We provide information on rights, procedures and remedies; enable legal advice and representation before government entities; support women’s access to documentation; and, in some contexts, make cash transfers complementing these initiatives.
Access to registration and identification is not only often a pre-condition to enjoy rights and basic services, like freedom of movement or access to education, but also to access humanitarian assistance when populations are displaced.
For example, refugee children are often excluded from accessing education because of missing identity-related documentation required for school enrolment or examination eligibility. In crisis situations, not being able to provide a document may result in being denied humanitarian assistance. Displaced persons who cannot produce the required documents may end up excluded from reconstruction efforts and from institutional support aiming at finding solutions to displacement.
NRC provides services directly to those affected so they can overcome these barriers, but it also aims to contribute to systemic changes by advocating policy changes and building the capacities of authorities so they can fulfil their obligations.

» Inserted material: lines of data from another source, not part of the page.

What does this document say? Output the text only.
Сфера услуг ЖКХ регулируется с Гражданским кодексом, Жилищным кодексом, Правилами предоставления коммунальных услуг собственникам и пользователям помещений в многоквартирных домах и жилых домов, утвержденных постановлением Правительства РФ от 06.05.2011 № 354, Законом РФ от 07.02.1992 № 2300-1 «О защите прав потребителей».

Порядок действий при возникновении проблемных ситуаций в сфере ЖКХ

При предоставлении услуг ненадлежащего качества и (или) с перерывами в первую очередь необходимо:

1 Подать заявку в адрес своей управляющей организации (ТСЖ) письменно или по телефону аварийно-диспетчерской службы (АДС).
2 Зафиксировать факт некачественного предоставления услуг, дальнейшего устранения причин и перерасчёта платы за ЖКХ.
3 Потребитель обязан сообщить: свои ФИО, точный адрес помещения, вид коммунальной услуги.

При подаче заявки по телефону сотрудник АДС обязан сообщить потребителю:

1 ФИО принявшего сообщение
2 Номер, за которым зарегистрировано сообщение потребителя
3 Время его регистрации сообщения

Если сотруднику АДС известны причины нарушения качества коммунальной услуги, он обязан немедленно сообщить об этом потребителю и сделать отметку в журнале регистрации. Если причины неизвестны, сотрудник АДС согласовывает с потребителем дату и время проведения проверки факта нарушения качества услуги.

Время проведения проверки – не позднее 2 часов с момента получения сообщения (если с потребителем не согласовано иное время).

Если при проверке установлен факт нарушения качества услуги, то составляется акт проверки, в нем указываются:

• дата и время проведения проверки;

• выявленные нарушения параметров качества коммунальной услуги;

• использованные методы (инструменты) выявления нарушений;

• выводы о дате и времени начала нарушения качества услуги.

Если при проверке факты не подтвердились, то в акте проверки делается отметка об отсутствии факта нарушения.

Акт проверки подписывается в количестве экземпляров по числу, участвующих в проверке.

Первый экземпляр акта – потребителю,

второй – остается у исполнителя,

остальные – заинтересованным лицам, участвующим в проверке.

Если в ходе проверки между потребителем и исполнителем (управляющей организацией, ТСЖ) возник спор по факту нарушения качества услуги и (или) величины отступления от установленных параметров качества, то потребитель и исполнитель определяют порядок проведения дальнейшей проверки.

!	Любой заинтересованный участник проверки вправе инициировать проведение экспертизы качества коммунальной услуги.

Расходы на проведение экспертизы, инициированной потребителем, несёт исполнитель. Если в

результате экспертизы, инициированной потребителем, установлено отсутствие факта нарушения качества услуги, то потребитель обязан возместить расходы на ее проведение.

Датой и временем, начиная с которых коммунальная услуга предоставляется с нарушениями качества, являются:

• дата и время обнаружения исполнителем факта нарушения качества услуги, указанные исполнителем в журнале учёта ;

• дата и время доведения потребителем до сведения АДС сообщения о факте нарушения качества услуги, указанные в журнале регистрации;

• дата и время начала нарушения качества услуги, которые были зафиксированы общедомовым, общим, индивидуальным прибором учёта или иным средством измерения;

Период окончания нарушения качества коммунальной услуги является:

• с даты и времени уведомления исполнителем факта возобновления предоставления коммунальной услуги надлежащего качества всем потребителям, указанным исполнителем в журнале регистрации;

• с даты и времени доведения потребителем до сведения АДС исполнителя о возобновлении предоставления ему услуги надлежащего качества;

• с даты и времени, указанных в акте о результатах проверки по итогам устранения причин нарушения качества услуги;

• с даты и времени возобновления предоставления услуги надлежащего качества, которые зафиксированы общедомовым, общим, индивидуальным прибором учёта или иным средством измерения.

Displaced persons face a diverse mix of legal, bureaucratic and practical obstacles, as well as discriminatory practices. These include unaffordable costs, lack of information about procedures, and discrimination based in law or social practices.

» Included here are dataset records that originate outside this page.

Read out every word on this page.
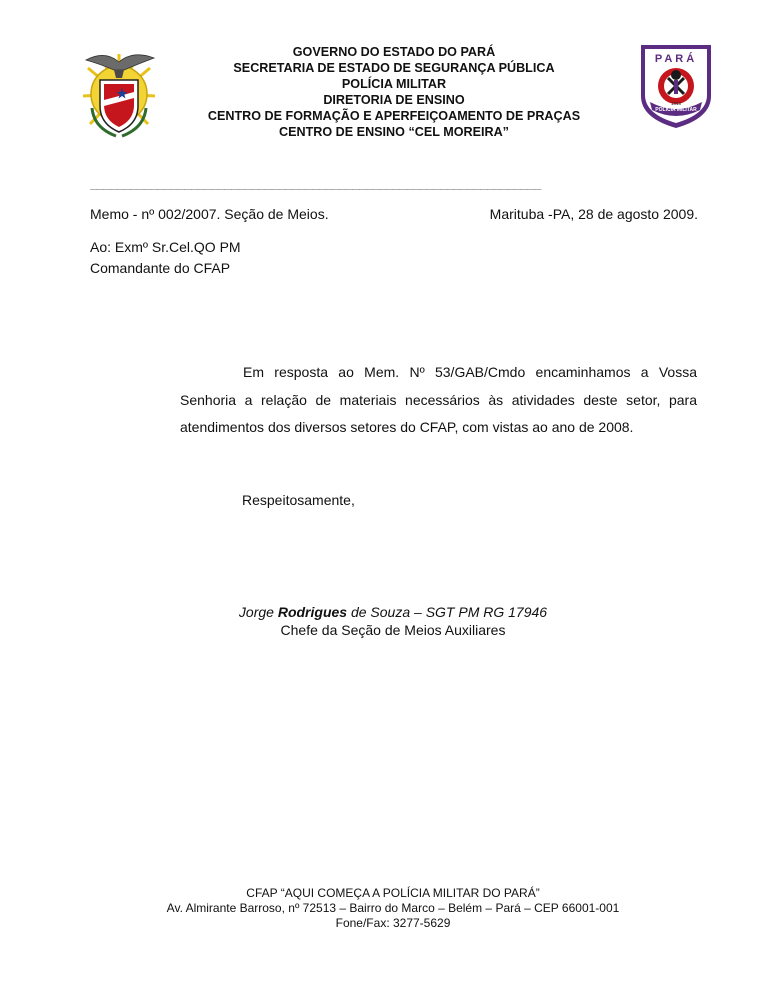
GOVERNO DO ESTADO DO PARÁ
SECRETARIA DE ESTADO DE SEGURANÇA PÚBLICA
POLÍCIA MILITAR
DIRETORIA DE ENSINO
CENTRO DE FORMAÇÃO E APERFEIÇOAMENTO DE PRAÇAS
CENTRO DE ENSINO “CEL MOREIRA”
PARÁ
POLÍCIA MILITAR
1818
___________________________________________________________________
Memo - nº 002/2007. Seção de Meios.	Marituba -PA, 28 de agosto 2009.
Ao: Exmº Sr.Cel.QO PM
Comandante do CFAP
Em resposta ao Mem. Nº 53/GAB/Cmdo encaminhamos a Vossa Senhoria a relação de materiais necessários às atividades deste setor, para atendimentos dos diversos setores do CFAP, com vistas ao ano de 2008.
Respeitosamente,
Jorge Rodrigues de Souza – SGT PM RG 17946
Chefe da Seção de Meios Auxiliares
CFAP “AQUI COMEÇA A POLÍCIA MILITAR DO PARÁ”
Av. Almirante Barroso, nº 72513 – Bairro do Marco – Belém – Pará – CEP 66001-001
Fone/Fax: 3277-5629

Displaced persons are frequently asked to produce identity documents to obtain other documents or to register their children. Often, they cannot produce such documents because they lost them—or they never had them—and they end up in a vicious circle of being undocumented and lacking registration. These barriers are not unique to displacement contexts, but the specific vulnerabilities of displaced persons make them even more consequential.
There are, however, certain barriers specific to displacement contexts. For example, documents can often only be obtained in the place of origin and displaced persons cannot make the journey because of security concerns, lack of resources or fear of jeopardizing their legal stay in a host country. Also, the destruction of identity and civil registration offices and records as a result of conflict or disaster means that foundational documents are missing.